Ie diray seulement qu'il faut adiouster les deux Clauiers precedens, & n'en faire qu'vn des deux, si l'on veut auoir toutes les Tierces & les Sextes iustes, comme ie monstre dans la table qui suit, dans laquelle i'explique les interualles de chaque marche, & toutes les consonances qui sont iustes dans ce troisiesme Clauier composé des deux precedens ; d'où il sera aysé de conclure ce qui manque à l'vn & à l'autre. Car la comparaison des nombres qui sont dessus auec ceux de ce troisiesme Clauier ou Systeme, monstre les raisons de [p118] chaque interualle consonant ou dissonant, comme l'on void dans ce troisiesme Clauier qui a dix-sept touches, afin de contenir les Feintes des deux precedens : mais parce que tous ne sçauent pas comme il faut trouuer les raisons de ces nombres, ie les explique icy si clairement qu'il n'est pas quasi possible qu'on ne les entende.
Vsage du Clauier, ou de l'Octaue qui a 17. marches. [De C à xe : Tierce mineure, De C à E : Tierce maieure, De C à F : Quarte, De C à G : Quinte, De C à xa : Sexte mineure, De C à A : Sexte maieure, De C à C : Octaue - De D à F : Tierce mineure, De D à xf : Tierce maieure, La Quarte iuste manque, De D à A : Quinte, De D à B : Sexte mineure, La maieure manque, De D à D : Octaue - De E à G : Tierce mineure, De E à xg : Tierce maieure, De E à A : Quarte, De E à ♮ : Quinte, De E à C : Sexte mineure, De E à xc : Sexte maieure, De E à E : Octaue - De F à xa : Tierce mineure, De F à A : Tierce maieure, De F à B : Quarte, De F à C : Quinte, De F à xd : Sexte mineure, La maieure manque, De F à F : Octaue - De G (manque La Tierce mineure), De G à ♮ : Tierce maieure, De G à C : Quarte, De G à D : Quinte, De G à xe : Sexte mineure, De G à E : Sexte maieure, De G à G : Octaue - De A à C : Tierce mineure, De A à xc : Tierce maieure, La Quarte manque, De A à E : Quinte, De A à F : Sexte mineure, De A à xf : Sexte maieure, De A à A : Octaue - [p119] De ♮ à D : Tierce mineure, De ♮ à xd : Tierce maieure, De ♮ à E : Quarte, La Quinte manque, De ♮ à G : Sexte mineure, De ♮ à xg : Sexte maieure, De ♮ à ♮ : Octaue].
Il est bien aysé de marquer toutes les Dissonances, puis qu'elles se trouuent en tous les endroits que ie n'ay pas mis.
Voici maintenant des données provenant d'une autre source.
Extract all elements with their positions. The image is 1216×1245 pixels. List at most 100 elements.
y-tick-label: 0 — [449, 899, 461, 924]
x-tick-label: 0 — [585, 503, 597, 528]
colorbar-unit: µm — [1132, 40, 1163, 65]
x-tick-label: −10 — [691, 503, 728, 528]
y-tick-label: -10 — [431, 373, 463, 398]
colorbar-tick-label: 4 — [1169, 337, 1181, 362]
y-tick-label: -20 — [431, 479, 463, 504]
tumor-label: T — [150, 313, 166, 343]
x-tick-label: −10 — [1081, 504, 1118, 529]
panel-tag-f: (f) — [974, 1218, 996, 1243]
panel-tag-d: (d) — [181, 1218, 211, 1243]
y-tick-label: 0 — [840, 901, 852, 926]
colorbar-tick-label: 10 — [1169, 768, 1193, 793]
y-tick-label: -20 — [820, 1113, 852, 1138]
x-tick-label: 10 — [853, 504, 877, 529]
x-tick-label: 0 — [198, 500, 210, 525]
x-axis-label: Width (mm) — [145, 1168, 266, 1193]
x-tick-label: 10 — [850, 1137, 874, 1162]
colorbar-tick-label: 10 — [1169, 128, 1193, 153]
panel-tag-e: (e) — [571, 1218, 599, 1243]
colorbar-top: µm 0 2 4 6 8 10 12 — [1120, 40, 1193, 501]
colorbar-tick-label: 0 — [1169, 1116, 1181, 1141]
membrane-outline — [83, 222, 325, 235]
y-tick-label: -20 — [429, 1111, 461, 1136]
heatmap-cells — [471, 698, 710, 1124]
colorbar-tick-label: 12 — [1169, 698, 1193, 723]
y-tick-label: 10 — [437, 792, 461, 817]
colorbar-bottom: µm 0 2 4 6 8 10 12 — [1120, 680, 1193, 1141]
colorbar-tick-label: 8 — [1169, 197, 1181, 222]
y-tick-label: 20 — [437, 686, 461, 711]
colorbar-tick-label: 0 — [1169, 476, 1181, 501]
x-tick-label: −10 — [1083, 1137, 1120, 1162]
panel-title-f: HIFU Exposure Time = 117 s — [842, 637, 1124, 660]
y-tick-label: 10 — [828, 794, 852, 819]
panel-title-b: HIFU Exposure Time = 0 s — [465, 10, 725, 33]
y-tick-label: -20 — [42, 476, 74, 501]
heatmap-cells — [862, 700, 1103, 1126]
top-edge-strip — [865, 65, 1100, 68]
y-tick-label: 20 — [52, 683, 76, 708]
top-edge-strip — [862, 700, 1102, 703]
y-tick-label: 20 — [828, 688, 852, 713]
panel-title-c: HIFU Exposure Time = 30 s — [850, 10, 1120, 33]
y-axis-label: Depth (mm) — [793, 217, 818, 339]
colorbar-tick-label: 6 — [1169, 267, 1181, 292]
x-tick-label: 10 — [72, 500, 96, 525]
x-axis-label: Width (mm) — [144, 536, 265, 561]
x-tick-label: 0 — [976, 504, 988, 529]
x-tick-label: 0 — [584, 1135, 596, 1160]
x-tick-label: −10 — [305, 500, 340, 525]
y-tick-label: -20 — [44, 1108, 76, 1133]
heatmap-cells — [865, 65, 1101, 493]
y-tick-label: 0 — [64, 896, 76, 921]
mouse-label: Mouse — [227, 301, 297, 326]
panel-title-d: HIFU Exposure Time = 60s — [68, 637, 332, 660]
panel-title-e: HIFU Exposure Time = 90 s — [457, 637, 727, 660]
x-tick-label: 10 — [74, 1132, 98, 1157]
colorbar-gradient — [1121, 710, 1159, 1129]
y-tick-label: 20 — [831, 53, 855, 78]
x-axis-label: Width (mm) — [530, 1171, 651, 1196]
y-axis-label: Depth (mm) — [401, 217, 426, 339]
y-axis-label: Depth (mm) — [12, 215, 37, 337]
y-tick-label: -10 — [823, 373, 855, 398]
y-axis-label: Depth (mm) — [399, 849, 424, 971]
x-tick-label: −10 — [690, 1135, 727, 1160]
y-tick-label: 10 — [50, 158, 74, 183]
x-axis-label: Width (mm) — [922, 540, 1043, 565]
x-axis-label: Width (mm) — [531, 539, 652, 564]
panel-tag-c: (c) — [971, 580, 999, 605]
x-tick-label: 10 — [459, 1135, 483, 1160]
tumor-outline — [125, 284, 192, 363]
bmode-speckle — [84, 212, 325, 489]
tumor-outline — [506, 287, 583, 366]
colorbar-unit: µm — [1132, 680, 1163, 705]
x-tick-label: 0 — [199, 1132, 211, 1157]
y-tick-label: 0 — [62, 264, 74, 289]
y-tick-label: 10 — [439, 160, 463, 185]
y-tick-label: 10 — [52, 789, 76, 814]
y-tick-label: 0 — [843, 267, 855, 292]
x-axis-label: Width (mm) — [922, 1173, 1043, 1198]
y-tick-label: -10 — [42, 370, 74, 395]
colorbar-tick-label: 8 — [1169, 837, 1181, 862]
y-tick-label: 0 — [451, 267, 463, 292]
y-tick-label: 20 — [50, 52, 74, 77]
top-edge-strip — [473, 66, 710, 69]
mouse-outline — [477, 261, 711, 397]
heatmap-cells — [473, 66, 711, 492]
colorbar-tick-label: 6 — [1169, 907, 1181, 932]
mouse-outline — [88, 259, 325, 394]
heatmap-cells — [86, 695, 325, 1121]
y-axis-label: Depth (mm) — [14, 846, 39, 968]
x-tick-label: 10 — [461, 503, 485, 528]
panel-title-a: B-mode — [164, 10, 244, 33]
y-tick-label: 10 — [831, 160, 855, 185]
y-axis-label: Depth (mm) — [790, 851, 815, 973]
Mais puis qu'il y a tant de touches ou de lettres qui n'ont pas toutes les Consonances, & que la Quarte ou la Quinte, ou l'vne des Tierces & des Sextes manquent si souuent, il est euident que ce Clauier n'est pas assez parfait, & qu'il y faut encore adiouster de nouuelles touches, si l'on veut pratiquer le genre Diatonic en sa perfection : comme il arriuera si l'on vse du Clauier, ou de l'Octaue qui a dix-neuf marches, dont i'ay expliqué l'vsage dans les discours que i'ay fait des trois genres de Musique : c'est pourquoy ie n'en parle pas icy, & l'on peut voir ce que i'en dis dans le Liure des Orgues.
Ie remarqueray seulement que le Clauier ne doit pas estre estimé parfaict iusques à ce que chacune des touches principales, ou chaque lettre Diatonique fasse toutes les Consonances iustes tant en bas qu'en haut. Mais ie le reserue pour le traité des Orgues, d'où l'on le peut icy transporter, si l'on desire auoir vne parfaite Epinette.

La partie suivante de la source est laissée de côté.